Losing a vocalist, especially one as intrinsically linked to a band’s sound and atmosphere as Jonathan Carpenter was to The Contortionist is rarely positive. They’re one of few bands who can competently claim to marry metal and progressive, melodic elements but allow both ample room to breathe in their music. 2011’s Intrinsic was a dreamy, soaring and complex bludgeoning, marrying prog and more than a hint of extreme metal into an absorbing cacophony, so its follow-up, Language definitely had work to do to prove itself.

But after a few listens, it’s clear that doubting The Contortionist was rather foolish, really.
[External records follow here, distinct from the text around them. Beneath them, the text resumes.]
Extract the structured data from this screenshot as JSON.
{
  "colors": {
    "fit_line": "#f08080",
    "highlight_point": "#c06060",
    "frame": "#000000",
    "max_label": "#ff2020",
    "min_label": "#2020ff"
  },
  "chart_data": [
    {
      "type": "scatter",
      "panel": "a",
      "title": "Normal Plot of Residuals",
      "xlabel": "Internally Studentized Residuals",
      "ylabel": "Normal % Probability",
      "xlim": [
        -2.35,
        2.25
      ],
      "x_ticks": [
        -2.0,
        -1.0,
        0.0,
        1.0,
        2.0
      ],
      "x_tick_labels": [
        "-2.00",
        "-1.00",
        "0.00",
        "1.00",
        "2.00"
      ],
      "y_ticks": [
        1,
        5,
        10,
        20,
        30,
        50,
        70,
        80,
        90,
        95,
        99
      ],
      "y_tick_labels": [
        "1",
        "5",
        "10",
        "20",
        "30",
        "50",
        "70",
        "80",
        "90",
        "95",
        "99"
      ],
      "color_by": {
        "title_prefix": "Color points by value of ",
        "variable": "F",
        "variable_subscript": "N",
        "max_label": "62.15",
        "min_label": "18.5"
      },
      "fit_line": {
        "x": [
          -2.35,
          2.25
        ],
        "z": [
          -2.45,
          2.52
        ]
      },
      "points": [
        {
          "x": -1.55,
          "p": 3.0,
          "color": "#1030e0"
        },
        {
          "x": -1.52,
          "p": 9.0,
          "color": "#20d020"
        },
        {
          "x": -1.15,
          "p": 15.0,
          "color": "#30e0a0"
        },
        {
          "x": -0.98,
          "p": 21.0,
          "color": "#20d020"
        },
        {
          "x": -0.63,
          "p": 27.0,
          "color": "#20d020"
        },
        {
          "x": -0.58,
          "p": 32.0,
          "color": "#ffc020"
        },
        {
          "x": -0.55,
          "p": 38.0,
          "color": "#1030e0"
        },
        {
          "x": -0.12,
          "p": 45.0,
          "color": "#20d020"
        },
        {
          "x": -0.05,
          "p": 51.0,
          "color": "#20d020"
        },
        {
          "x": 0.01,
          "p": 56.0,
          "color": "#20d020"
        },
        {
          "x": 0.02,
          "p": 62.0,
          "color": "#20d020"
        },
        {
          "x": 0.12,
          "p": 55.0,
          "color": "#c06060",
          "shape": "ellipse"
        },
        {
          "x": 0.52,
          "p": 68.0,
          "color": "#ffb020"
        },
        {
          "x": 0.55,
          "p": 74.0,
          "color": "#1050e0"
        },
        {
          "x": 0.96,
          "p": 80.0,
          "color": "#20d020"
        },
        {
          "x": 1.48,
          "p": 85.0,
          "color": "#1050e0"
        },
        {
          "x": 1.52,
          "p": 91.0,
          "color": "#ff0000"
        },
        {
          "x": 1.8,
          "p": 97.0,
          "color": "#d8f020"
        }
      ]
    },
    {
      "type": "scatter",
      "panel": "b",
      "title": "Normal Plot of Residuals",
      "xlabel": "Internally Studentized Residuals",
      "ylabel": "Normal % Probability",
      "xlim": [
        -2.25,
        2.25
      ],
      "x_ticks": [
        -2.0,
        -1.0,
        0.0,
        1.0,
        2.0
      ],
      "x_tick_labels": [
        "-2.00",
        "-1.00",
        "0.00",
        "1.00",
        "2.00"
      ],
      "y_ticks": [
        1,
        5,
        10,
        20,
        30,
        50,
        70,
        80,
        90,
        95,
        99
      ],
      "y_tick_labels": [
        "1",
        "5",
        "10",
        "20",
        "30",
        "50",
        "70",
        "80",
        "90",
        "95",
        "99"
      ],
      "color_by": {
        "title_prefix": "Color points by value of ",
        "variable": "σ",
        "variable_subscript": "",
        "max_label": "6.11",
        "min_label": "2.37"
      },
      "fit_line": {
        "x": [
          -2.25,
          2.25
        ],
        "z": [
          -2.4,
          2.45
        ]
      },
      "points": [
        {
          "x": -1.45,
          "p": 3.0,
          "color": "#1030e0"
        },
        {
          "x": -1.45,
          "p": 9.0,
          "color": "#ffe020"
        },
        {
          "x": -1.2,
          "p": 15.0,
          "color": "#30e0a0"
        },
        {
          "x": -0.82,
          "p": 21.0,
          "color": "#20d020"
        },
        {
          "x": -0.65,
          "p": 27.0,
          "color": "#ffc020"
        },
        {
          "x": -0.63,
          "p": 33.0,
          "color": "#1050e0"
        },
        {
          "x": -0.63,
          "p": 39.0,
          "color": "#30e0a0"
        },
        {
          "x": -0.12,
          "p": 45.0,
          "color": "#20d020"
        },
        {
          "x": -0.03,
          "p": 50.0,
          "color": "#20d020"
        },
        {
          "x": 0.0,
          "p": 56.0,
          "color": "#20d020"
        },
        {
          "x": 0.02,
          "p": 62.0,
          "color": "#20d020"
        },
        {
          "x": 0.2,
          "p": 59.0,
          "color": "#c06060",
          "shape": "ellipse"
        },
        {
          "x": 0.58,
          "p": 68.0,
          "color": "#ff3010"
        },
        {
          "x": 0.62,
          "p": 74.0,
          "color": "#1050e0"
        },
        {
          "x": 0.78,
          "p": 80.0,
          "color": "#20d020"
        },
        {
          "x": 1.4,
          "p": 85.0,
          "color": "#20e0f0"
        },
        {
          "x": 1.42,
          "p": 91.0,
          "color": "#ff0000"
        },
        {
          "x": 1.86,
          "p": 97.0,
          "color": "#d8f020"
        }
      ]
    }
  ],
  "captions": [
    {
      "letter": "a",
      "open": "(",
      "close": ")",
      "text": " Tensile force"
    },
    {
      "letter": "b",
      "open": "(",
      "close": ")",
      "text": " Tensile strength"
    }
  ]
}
Language is a decidedly dreamier album than its predecessor, shedding the clunky production of Intrinsic and sounding altogether cleaner, smoother and sharper than the band have perhaps ever done.

Opener "The Source" prods that dreamy aspect straight into the spotlight; it’s a gorgeous intro led by simple piano chords and acoustic guitars, held together by new vocalist Michael Lessard’s impressive clean soars. His integration is seamless, with a steady rasping roar on hand for the record’s more brutal moments, but his real strength stems from his clean vocals, which wrap themselves around each melody and accent them without overpowering them.

Perhaps the best part of Language is that despite the very clear technical ability on show, and the less-than orthodox approach to heavy music, there are great songs on offer. The title track, a two-part offering showcasing equal parts luxurious, clean progressive melodies and crunching menace is a marvel, whilst the prickly angles of "Thrive" and the soaring power of album closer "The Parable" are some of the greatest peaks this band has reached.

The continued inclusion of keyboards and soft atmospherics (presumably from Lessard) offers a welcome ethereal aspect that continues to slot in perfectly to The Contortionist’s sound, now moreso than ever given that Language features less metallic grit than ever.

That isn’t to say that it lacks venom, or that its moments of brutality lack sharpness. It’s just that they are equaled by the album’s more expansive, progressive moments. Language still feels like it was made by the same band that spawned Intrinsic, but they’ve moved on, evolved and improved. As such, it’s not only The Contortionist’s best-sounding record to date; it’s their best, period.